Thomas Wagner, co-founder of New York-based hedge fund Knighthead Capital Management LLC, part of a separate group of exchange bondholders in support of Argentina that hold euro- denominated bonds, said on April 5 that the nation’s debt is undervalued.
“The legal battle notwithstanding, it looks like it’s extraordinarily mispriced relative almost to any sovereign in the world,” Wagner said on Bloomberg Television’s “Market Makers.”
Argentina’s public debt is equal to 41.6 percent of the country’s gross domestic product, compared with 54.9 percent in Brazil, which pays an average interest rate of 3.7 percent to borrow abroad, according to data compiled by Bloomberg and JPMorgan.
AllianceBernstein LP (AB), which also joined the exchange bondholder group, sold $70 million of euro-denominated discount bonds in its Global High Yield Portfolio (ACGHYAT) since the beginning of November, according to the most recent company filings compiled by Bloomberg. The firm added about $1 million in principal of dollar-denominated restructured bonds in that period through its Emerging Market Debt fund and High Income Fund, filings show.

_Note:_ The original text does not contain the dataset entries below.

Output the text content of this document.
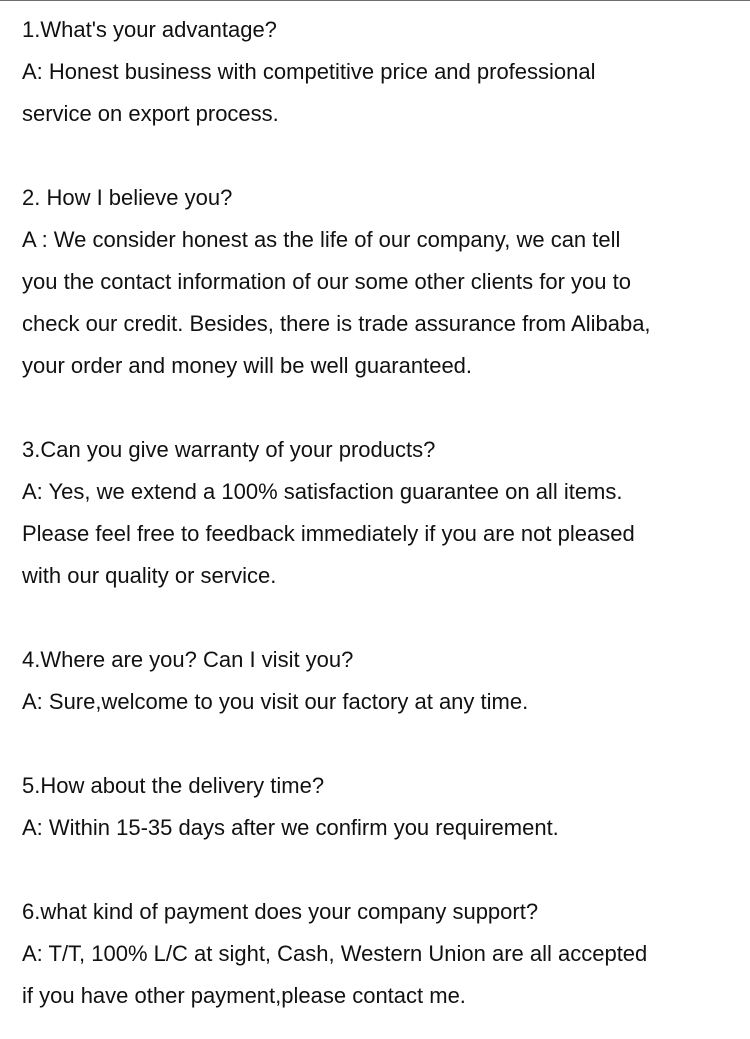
1.What's your advantage?
A: Honest business with competitive price and professional
service on export process.
2. How I believe you?
A : We consider honest as the life of our company, we can tell
you the contact information of our some other clients for you to
check our credit. Besides, there is trade assurance from Alibaba,
your order and money will be well guaranteed.
3.Can you give warranty of your products?
A: Yes, we extend a 100% satisfaction guarantee on all items.
Please feel free to feedback immediately if you are not pleased
with our quality or service.
4.Where are you? Can I visit you?
A: Sure,welcome to you visit our factory at any time.
5.How about the delivery time?
A: Within 15-35 days after we confirm you requirement.
6.what kind of payment does your company support?
A: T/T, 100% L/C at sight, Cash, Western Union are all accepted
if you have other payment,please contact me.
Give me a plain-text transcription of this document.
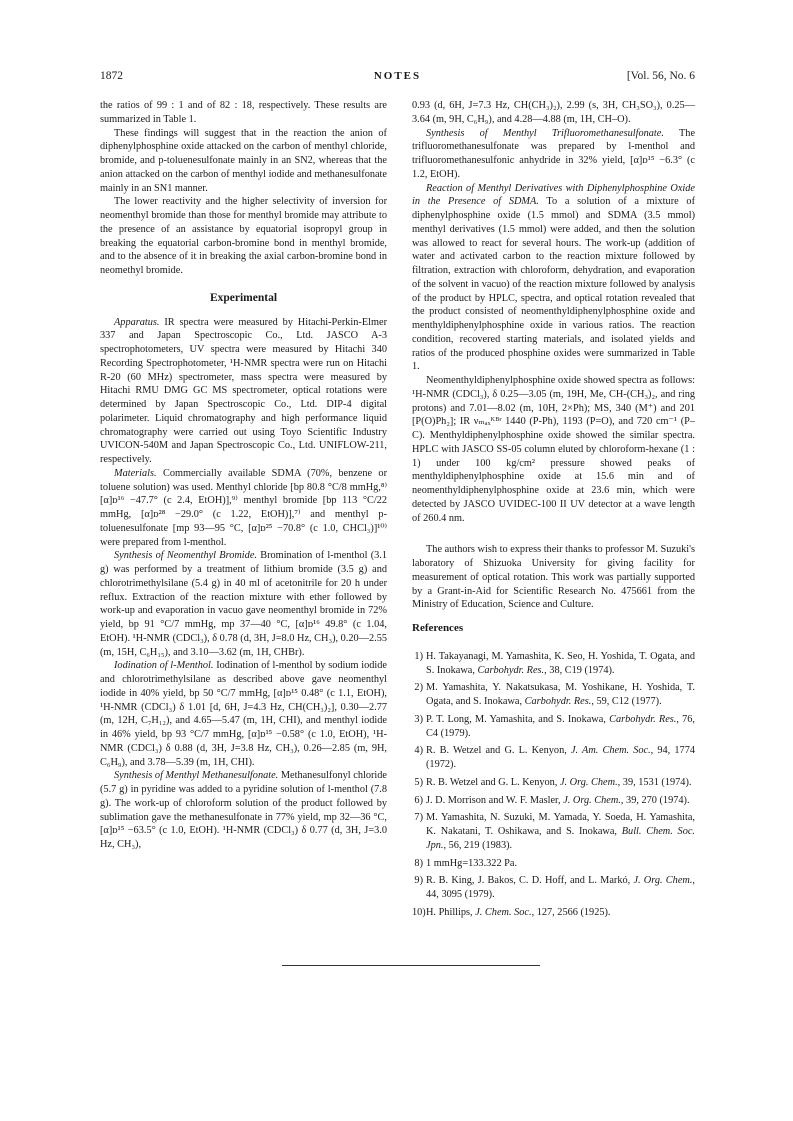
1872	NOTES	[Vol. 56, No. 6

the ratios of 99 : 1 and of 82 : 18, respectively. These results are summarized in Table 1.

These findings will suggest that in the reaction the anion of diphenylphosphine oxide attacked on the carbon of menthyl chloride, bromide, and p-toluenesulfonate mainly in an SN2, whereas that the anion attacked on the carbon of menthyl iodide and methanesulfonate mainly in an SN1 manner.

The lower reactivity and the higher selectivity of inversion for neomenthyl bromide than those for menthyl bromide may attribute to the presence of an assistance by equatorial isopropyl group in breaking the equatorial carbon-bromine bond in menthyl bromide, and to the absence of it in breaking the axial carbon-bromine bond in neomethyl bromide.

Experimental

Apparatus. IR spectra were measured by Hitachi-Perkin-Elmer 337 and Japan Spectroscopic Co., Ltd. JASCO A-3 spectrophotometers, UV spectra were measured by Hitachi 340 Recording Spectrophotometer, ¹H-NMR spectra were run on Hitachi R-20 (60 MHz) spectrometer, mass spectra were measured by Hitachi RMU DMG GC MS spectrometer, optical rotations were determined by Japan Spectroscopic Co., Ltd. DIP-4 digital polarimeter. Liquid chromatography and high performance liquid chromatography were carried out using Toyo Scientific Industry UVICON-540M and Japan Spectroscopic Co., Ltd. UNIFLOW-211, respectively.

Materials. Commercially available SDMA (70%, benzene or toluene solution) was used. Menthyl chloride [bp 80.8 °C/8 mmHg,⁸⁾ [α]ᴅ¹⁶ −47.7° (c 2.4, EtOH)],⁹⁾ menthyl bromide [bp 113 °C/22 mmHg, [α]ᴅ²⁸ −29.0° (c 1.22, EtOH)],⁷⁾ and menthyl p-toluenesulfonate [mp 93—95 °C, [α]ᴅ²⁵ −70.8° (c 1.0, CHCl₃)]¹⁰⁾ were prepared from l-menthol.

Synthesis of Neomenthyl Bromide. Bromination of l-menthol (3.1 g) was performed by a treatment of lithium bromide (3.5 g) and chlorotrimethylsilane (5.4 g) in 40 ml of acetonitrile for 20 h under reflux. Extraction of the reaction mixture with ether followed by work-up and evaporation in vacuo gave neomenthyl bromide in 72% yield, bp 91 °C/7 mmHg, mp 37—40 °C, [α]ᴅ¹⁶ 49.8° (c 1.04, EtOH). ¹H-NMR (CDCl₃), δ 0.78 (d, 3H, J=8.0 Hz, CH₃), 0.20—2.55 (m, 15H, C₆H₁₅), and 3.10—3.62 (m, 1H, CHBr).

Iodination of l-Menthol. Iodination of l-menthol by sodium iodide and chlorotrimethylsilane as described above gave neomenthyl iodide in 40% yield, bp 50 °C/7 mmHg, [α]ᴅ¹⁵ 0.48° (c 1.1, EtOH), ¹H-NMR (CDCl₃) δ 1.01 [d, 6H, J=4.3 Hz, CH(CH₃)₂], 0.30—2.77 (m, 12H, C₇H₁₂), and 4.65—5.47 (m, 1H, CHI), and menthyl iodide in 46% yield, bp 93 °C/7 mmHg, [α]ᴅ¹⁵ −0.58° (c 1.0, EtOH), ¹H-NMR (CDCl₃) δ 0.88 (d, 3H, J=3.8 Hz, CH₃), 0.26—2.85 (m, 9H, C₆H₉), and 3.78—5.39 (m, 1H, CHI).

Synthesis of Menthyl Methanesulfonate. Methanesulfonyl chloride (5.7 g) in pyridine was added to a pyridine solution of l-menthol (7.8 g). The work-up of chloroform solution of the product followed by sublimation gave the methanesulfonate in 77% yield, mp 32—36 °C, [α]ᴅ¹⁵ −63.5° (c 1.0, EtOH). ¹H-NMR (CDCl₃) δ 0.77 (d, 3H, J=3.0 Hz, CH₃),

0.93 (d, 6H, J=7.3 Hz, CH(CH₃)₂), 2.99 (s, 3H, CH₃SO₃), 0.25—3.64 (m, 9H, C₆H₉), and 4.28—4.88 (m, 1H, CH–O).

Synthesis of Menthyl Trifluoromethanesulfonate. The trifluoromethanesulfonate was prepared by l-menthol and trifluoromethanesulfonic anhydride in 32% yield, [α]ᴅ¹⁵ −6.3° (c 1.2, EtOH).

Reaction of Menthyl Derivatives with Diphenylphosphine Oxide in the Presence of SDMA. To a solution of a mixture of diphenylphosphine oxide (1.5 mmol) and SDMA (3.5 mmol) menthyl derivatives (1.5 mmol) were added, and then the solution was allowed to react for several hours. The work-up (addition of water and activated carbon to the reaction mixture followed by filtration, extraction with chloroform, dehydration, and evaporation of the solvent in vacuo) of the reaction mixture followed by analysis of the product by HPLC, spectra, and optical rotation revealed that the product consisted of neomenthyldiphenylphosphine oxide and menthyldiphenylphosphine oxide in various ratios. The reaction condition, recovered starting materials, and isolated yields and ratios of the produced phosphine oxides were summarized in Table 1.

Neomenthyldiphenylphosphine oxide showed spectra as follows: ¹H-NMR (CDCl₃), δ 0.25—3.05 (m, 19H, Me, CH-(CH₃)₂, and ring protons) and 7.01—8.02 (m, 10H, 2×Ph); MS, 340 (M⁺) and 201 [P(O)Ph₂]; IR νₘₐₓᴷᴮʳ 1440 (P-Ph), 1193 (P=O), and 720 cm⁻¹ (P–C). Menthyldiphenylphosphine oxide showed the similar spectra. HPLC with JASCO SS-05 column eluted by chloroform-hexane (1 : 1) under 100 kg/cm² pressure showed peaks of menthyldiphenylphosphine oxide at 15.6 min and of neomenthyldiphenylphosphine oxide at 23.6 min, which were detected by JASCO UVIDEC-100 II UV detector at a wave length of 260.4 nm.

The authors wish to express their thanks to professor M. Suzuki's laboratory of Shizuoka University for giving facility for measurement of optical rotation. This work was partially supported by a Grant-in-Aid for Scientific Research No. 475661 from the Ministry of Education, Science and Culture.

References
1) H. Takayanagi, M. Yamashita, K. Seo, H. Yoshida, T. Ogata, and S. Inokawa, Carbohydr. Res., 38, C19 (1974).
2) M. Yamashita, Y. Nakatsukasa, M. Yoshikane, H. Yoshida, T. Ogata, and S. Inokawa, Carbohydr. Res., 59, C12 (1977).
3) P. T. Long, M. Yamashita, and S. Inokawa, Carbohydr. Res., 76, C4 (1979).
4) R. B. Wetzel and G. L. Kenyon, J. Am. Chem. Soc., 94, 1774 (1972).
5) R. B. Wetzel and G. L. Kenyon, J. Org. Chem., 39, 1531 (1974).
6) J. D. Morrison and W. F. Masler, J. Org. Chem., 39, 270 (1974).
7) M. Yamashita, N. Suzuki, M. Yamada, Y. Soeda, H. Yamashita, K. Nakatani, T. Oshikawa, and S. Inokawa, Bull. Chem. Soc. Jpn., 56, 219 (1983).
8) 1 mmHg=133.322 Pa.
9) R. B. King, J. Bakos, C. D. Hoff, and L. Markó, J. Org. Chem., 44, 3095 (1979).
10) H. Phillips, J. Chem. Soc., 127, 2566 (1925).
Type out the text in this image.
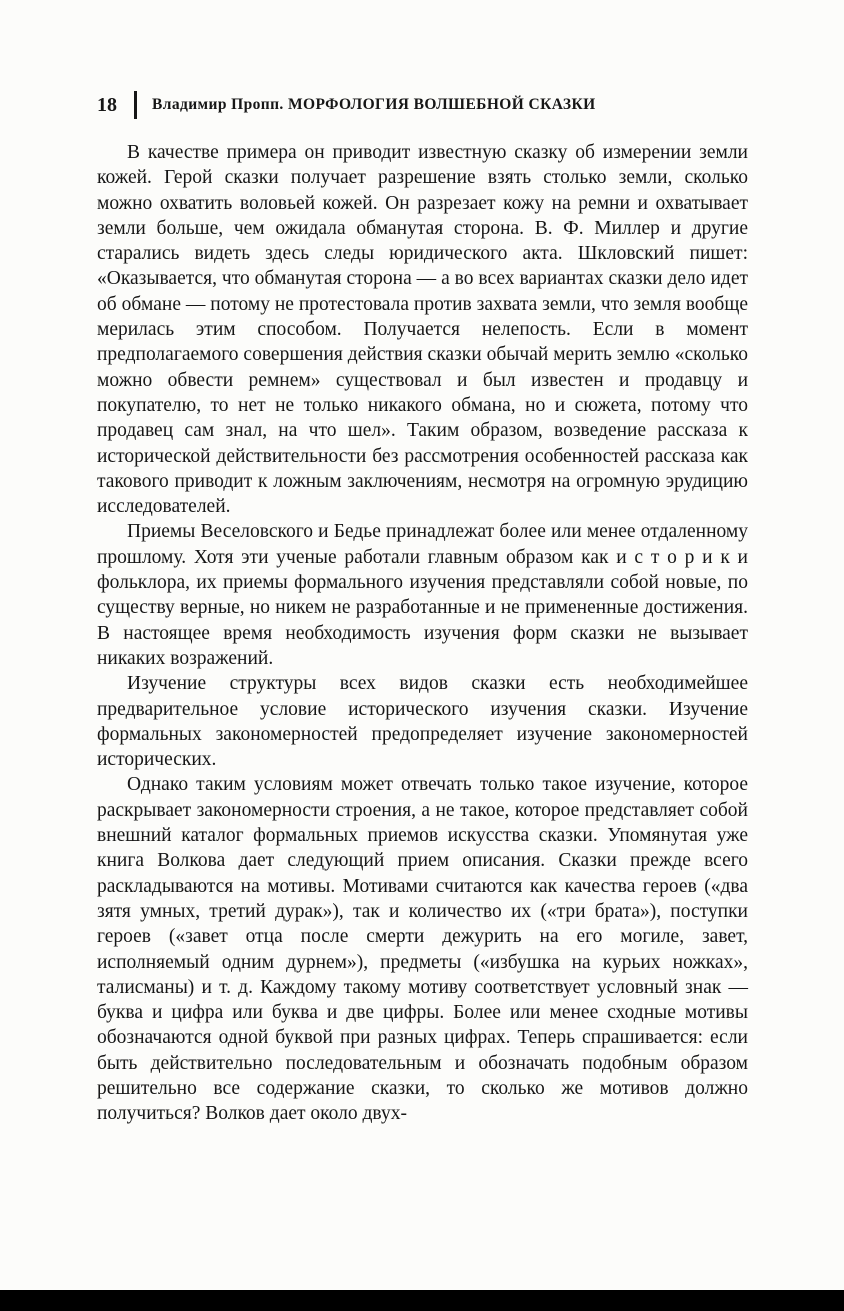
18 Владимир Пропп. МОРФОЛОГИЯ ВОЛШЕБНОЙ СКАЗКИ

В качестве примера он приводит известную сказку об измерении земли кожей. Герой сказки получает разрешение взять столько земли, сколько можно охватить воловьей кожей. Он разрезает кожу на ремни и охватывает земли больше, чем ожидала обманутая сторона. В. Ф. Миллер и другие старались видеть здесь следы юридического акта. Шкловский пишет: «Оказывается, что обманутая сторона — а во всех вариантах сказки дело идет об обмане — потому не протестовала против захвата земли, что земля вообще мерилась этим способом. Получается нелепость. Если в момент предполагаемого совершения действия сказки обычай мерить землю «сколько можно обвести ремнем» существовал и был известен и продавцу и покупателю, то нет не только никакого обмана, но и сюжета, потому что продавец сам знал, на что шел». Таким образом, возведение рассказа к исторической действительности без рассмотрения особенностей рассказа как такового приводит к ложным заключениям, несмотря на огромную эрудицию исследователей.

Приемы Веселовского и Бедье принадлежат более или менее отдаленному прошлому. Хотя эти ученые работали главным образом как и с т о р и к и фольклора, их приемы формального изучения представляли собой новые, по существу верные, но никем не разработанные и не примененные достижения. В настоящее время необходимость изучения форм сказки не вызывает никаких возражений.

Изучение структуры всех видов сказки есть необходимейшее предварительное условие исторического изучения сказки. Изучение формальных закономерностей предопределяет изучение закономерностей исторических.

Однако таким условиям может отвечать только такое изучение, которое раскрывает закономерности строения, а не такое, которое представляет собой внешний каталог формальных приемов искусства сказки. Упомянутая уже книга Волкова дает следующий прием описания. Сказки прежде всего раскладываются на мотивы. Мотивами считаются как качества героев («два зятя умных, третий дурак»), так и количество их («три брата»), поступки героев («завет отца после смерти дежурить на его могиле, завет, исполняемый одним дурнем»), предметы («избушка на курьих ножках», талисманы) и т. д. Каждому такому мотиву соответствует условный знак — буква и цифра или буква и две цифры. Более или менее сходные мотивы обозначаются одной буквой при разных цифрах. Теперь спрашивается: если быть действительно последовательным и обозначать подобным образом решительно все содержание сказки, то сколько же мотивов должно получиться? Волков дает около двух-
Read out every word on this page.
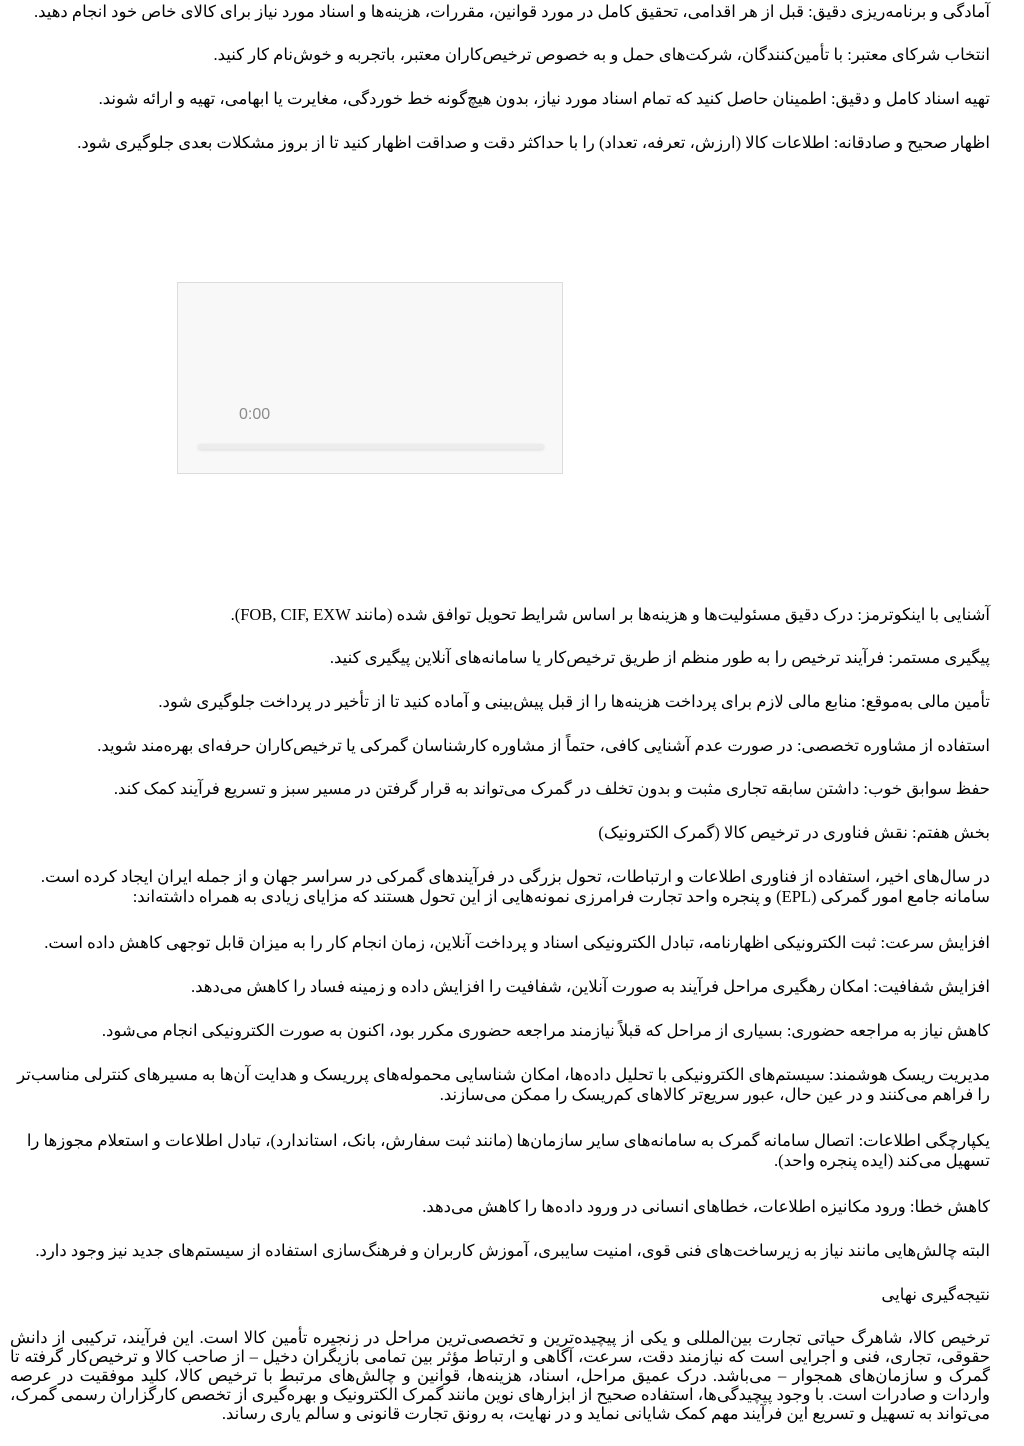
آمادگی و برنامه‌ریزی دقیق: قبل از هر اقدامی، تحقیق کامل در مورد قوانین، مقررات، هزینه‌ها و اسناد مورد نیاز برای کالای خاص خود انجام دهید.

انتخاب شرکای معتبر: با تأمین‌کنندگان، شرکت‌های حمل و به خصوص ترخیص‌کاران معتبر، باتجربه و خوش‌نام کار کنید.

تهیه اسناد کامل و دقیق: اطمینان حاصل کنید که تمام اسناد مورد نیاز، بدون هیچ‌گونه خط خوردگی، مغایرت یا ابهامی، تهیه و ارائه شوند.

اظهار صحیح و صادقانه: اطلاعات کالا (ارزش، تعرفه، تعداد) را با حداکثر دقت و صداقت اظهار کنید تا از بروز مشکلات بعدی جلوگیری شود.

0:00

آشنایی با اینکوترمز: درک دقیق مسئولیت‌ها و هزینه‌ها بر اساس شرایط تحویل توافق شده (مانند FOB, CIF, EXW).

پیگیری مستمر: فرآیند ترخیص را به طور منظم از طریق ترخیص‌کار یا سامانه‌های آنلاین پیگیری کنید.

تأمین مالی به‌موقع: منابع مالی لازم برای پرداخت هزینه‌ها را از قبل پیش‌بینی و آماده کنید تا از تأخیر در پرداخت جلوگیری شود.

استفاده از مشاوره تخصصی: در صورت عدم آشنایی کافی، حتماً از مشاوره کارشناسان گمرکی یا ترخیص‌کاران حرفه‌ای بهره‌مند شوید.

حفظ سوابق خوب: داشتن سابقه تجاری مثبت و بدون تخلف در گمرک می‌تواند به قرار گرفتن در مسیر سبز و تسریع فرآیند کمک کند.

بخش هفتم: نقش فناوری در ترخیص کالا (گمرک الکترونیک)

در سال‌های اخیر، استفاده از فناوری اطلاعات و ارتباطات، تحول بزرگی در فرآیندهای گمرکی در سراسر جهان و از جمله ایران ایجاد کرده است. سامانه جامع امور گمرکی (EPL) و پنجره واحد تجارت فرامرزی نمونه‌هایی از این تحول هستند که مزایای زیادی به همراه داشته‌اند:

افزایش سرعت: ثبت الکترونیکی اظهارنامه، تبادل الکترونیکی اسناد و پرداخت آنلاین، زمان انجام کار را به میزان قابل توجهی کاهش داده است.

افزایش شفافیت: امکان رهگیری مراحل فرآیند به صورت آنلاین، شفافیت را افزایش داده و زمینه فساد را کاهش می‌دهد.

کاهش نیاز به مراجعه حضوری: بسیاری از مراحل که قبلاً نیازمند مراجعه حضوری مکرر بود، اکنون به صورت الکترونیکی انجام می‌شود.

مدیریت ریسک هوشمند: سیستم‌های الکترونیکی با تحلیل داده‌ها، امکان شناسایی محموله‌های پرریسک و هدایت آن‌ها به مسیرهای کنترلی مناسب‌تر را فراهم می‌کنند و در عین حال، عبور سریع‌تر کالاهای کم‌ریسک را ممکن می‌سازند.

یکپارچگی اطلاعات: اتصال سامانه گمرک به سامانه‌های سایر سازمان‌ها (مانند ثبت سفارش، بانک، استاندارد)، تبادل اطلاعات و استعلام مجوزها را تسهیل می‌کند (ایده پنجره واحد).

کاهش خطا: ورود مکانیزه اطلاعات، خطاهای انسانی در ورود داده‌ها را کاهش می‌دهد.

البته چالش‌هایی مانند نیاز به زیرساخت‌های فنی قوی، امنیت سایبری، آموزش کاربران و فرهنگ‌سازی استفاده از سیستم‌های جدید نیز وجود دارد.

نتیجه‌گیری نهایی

ترخیص کالا، شاهرگ حیاتی تجارت بین‌المللی و یکی از پیچیده‌ترین و تخصصی‌ترین مراحل در زنجیره تأمین کالا است. این فرآیند، ترکیبی از دانش حقوقی، تجاری، فنی و اجرایی است که نیازمند دقت، سرعت، آگاهی و ارتباط مؤثر بین تمامی بازیگران دخیل – از صاحب کالا و ترخیص‌کار گرفته تا گمرک و سازمان‌های همجوار – می‌باشد. درک عمیق مراحل، اسناد، هزینه‌ها، قوانین و چالش‌های مرتبط با ترخیص کالا، کلید موفقیت در عرصه واردات و صادرات است. با وجود پیچیدگی‌ها، استفاده صحیح از ابزارهای نوین مانند گمرک الکترونیک و بهره‌گیری از تخصص کارگزاران رسمی گمرک، می‌تواند به تسهیل و تسریع این فرآیند مهم کمک شایانی نماید و در نهایت، به رونق تجارت قانونی و سالم یاری رساند.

As Argentina’s legal battle persists, bondholders will see attractive returns should the court rule in Argentina’s favor or should the U.S. Supreme Court agree to hear the case, said Jack Iles, who helps oversee about $2 billion in emerging-market debt at Manulife Asset Management.
Discount bonds have fallen 20 cents since the day before the October court ruling to 60.25 cents on the dollar, according to data compiled by Bloomberg. Bonds due 2038 have lost 3.3 cents to 34.53 cents on the dollar, and global bonds due 2017 have lost 21.4 cents to 78.24 cents on the dollar.
“The potential upside is definitely outweighing the downside,” Iles, who helps oversee about $2 billion in emerging-market debt, said in a telephone interview from Boston. His funds sold their Argentine sovereign debt holdings, he said. “If you get any kind of positive news these bonds will pop and that’s probably why people won’t sell a whole position but sit on a certain balance of it.”
The cost to protect $10 million of Argentine debt against non-payment during five years with credit-default swaps rose 206 basis points to 2,159 basis points on April 12, according to data compiled by CMA Ltd. The swaps pay the buyer face value in exchange for the underlying securities or the cash equivalent should a borrower fail to adhere to its debt agreements.
Money managers invested $6.3 million in Argentine bonds in the seven days ended April 10, 34 percent of the amount in the last week of October, according to Cambridge, Massachusetts- based research company EPFR Global. Weekly inflows into emerging-market debt funds were $729 million, EPFR data show.
MFS is being prudent, according to Diego Ferro, co-chief investment officer at Greylock Capital Management LLC.
“Evidently, from a purely legal perspective, Argentina’s position seems very weak,” Ferro said in a telephone interview from New York. “One thing is to support Argentina, another is to think it’s going to win.”